You will note that the United States is among the best performers. Don’t you feel better now?
Spain, down 33%
10:20 a.m. More Home Sales: The National Association of Realtors announced that existing home sales rose last month. But no one thinks that is good news.
It appears the sales are being driven by desperate sellers, not venturesome buyers. The funny mortgages of yesteryear are forcing people out of their homes.
10:00 a.m. Why?: Here are two hypotheses on what is happening.
1. The world is finally waking up to just how bad it is, and that earnings are going to fall everywhere. Only a couple of weeks ago, some people were claiming the S.&P. 500 was trading at 12 times the next year’s earnings, even if it was around 18 times trailing earnings.
If that is the problem, then this could be nearing an end, and this panic could really mark the bottom. (Fair warning: I’ve spotted bottoms before during this bust, and been ever so wrong.)
2. This is the hedge fund devastation, as overleveraged hedge funds are forced to sell by falling prices, and then are forced to sell more because they drive prices even lower.
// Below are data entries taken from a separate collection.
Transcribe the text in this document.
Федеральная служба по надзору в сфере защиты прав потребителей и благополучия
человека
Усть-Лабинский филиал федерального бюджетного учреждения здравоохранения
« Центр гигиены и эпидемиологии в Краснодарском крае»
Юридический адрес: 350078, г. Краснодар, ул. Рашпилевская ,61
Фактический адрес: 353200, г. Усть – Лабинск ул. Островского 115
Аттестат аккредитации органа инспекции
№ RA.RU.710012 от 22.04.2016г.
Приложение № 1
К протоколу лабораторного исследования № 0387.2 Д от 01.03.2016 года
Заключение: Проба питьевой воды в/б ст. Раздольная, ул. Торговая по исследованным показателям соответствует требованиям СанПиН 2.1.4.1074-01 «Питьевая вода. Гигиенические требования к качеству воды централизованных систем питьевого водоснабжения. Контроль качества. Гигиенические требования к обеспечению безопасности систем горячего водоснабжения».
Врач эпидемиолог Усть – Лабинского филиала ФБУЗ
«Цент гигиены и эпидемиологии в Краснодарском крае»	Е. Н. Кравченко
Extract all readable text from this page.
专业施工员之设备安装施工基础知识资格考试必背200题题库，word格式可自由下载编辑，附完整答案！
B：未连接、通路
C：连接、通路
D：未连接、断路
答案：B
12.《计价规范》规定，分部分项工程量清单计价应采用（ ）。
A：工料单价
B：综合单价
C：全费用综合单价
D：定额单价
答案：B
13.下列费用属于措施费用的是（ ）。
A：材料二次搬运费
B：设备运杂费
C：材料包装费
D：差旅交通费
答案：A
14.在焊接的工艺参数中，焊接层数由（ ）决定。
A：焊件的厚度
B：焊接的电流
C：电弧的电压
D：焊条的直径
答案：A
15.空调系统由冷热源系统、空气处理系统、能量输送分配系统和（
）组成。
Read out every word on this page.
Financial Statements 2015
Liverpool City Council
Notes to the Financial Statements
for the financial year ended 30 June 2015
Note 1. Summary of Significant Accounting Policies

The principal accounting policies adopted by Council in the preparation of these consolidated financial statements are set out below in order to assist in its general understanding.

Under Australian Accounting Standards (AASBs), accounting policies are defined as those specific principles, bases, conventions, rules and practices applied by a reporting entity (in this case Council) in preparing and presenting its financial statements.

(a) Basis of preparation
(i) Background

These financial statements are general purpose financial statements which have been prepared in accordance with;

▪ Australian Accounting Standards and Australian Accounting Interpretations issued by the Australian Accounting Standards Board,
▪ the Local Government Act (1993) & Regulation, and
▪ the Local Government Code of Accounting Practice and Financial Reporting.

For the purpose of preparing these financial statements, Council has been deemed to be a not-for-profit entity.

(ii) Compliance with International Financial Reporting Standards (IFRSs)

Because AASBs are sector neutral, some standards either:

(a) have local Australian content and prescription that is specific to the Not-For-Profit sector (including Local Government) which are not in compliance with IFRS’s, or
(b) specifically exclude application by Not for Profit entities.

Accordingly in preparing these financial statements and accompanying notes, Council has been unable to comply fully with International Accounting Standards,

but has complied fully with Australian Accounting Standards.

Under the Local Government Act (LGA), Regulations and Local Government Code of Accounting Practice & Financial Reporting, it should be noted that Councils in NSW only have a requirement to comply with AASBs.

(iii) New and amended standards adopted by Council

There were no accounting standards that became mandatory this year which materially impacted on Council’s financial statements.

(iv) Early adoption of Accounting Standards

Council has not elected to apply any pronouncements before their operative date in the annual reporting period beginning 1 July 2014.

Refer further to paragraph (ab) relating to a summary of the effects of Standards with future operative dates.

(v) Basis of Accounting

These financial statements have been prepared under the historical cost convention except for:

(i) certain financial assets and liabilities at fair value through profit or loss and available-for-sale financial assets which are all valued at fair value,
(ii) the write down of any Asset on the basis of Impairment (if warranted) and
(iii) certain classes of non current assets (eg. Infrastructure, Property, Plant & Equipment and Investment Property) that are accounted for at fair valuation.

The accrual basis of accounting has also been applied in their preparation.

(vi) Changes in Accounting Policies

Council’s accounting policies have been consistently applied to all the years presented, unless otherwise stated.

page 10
There are rumors around that the Fed is liquidating one hedge fund. There are also denials, so I won’t name the fund. But even if the rumor is false, it encapsulates one big worry.
If that is the explanation, this will end when the hedge funds have finally been forced out. Then the rise could be explosive.
Meanwhile, share prices are up from a few minutes ago. Down 324 on the Dow seems like good news.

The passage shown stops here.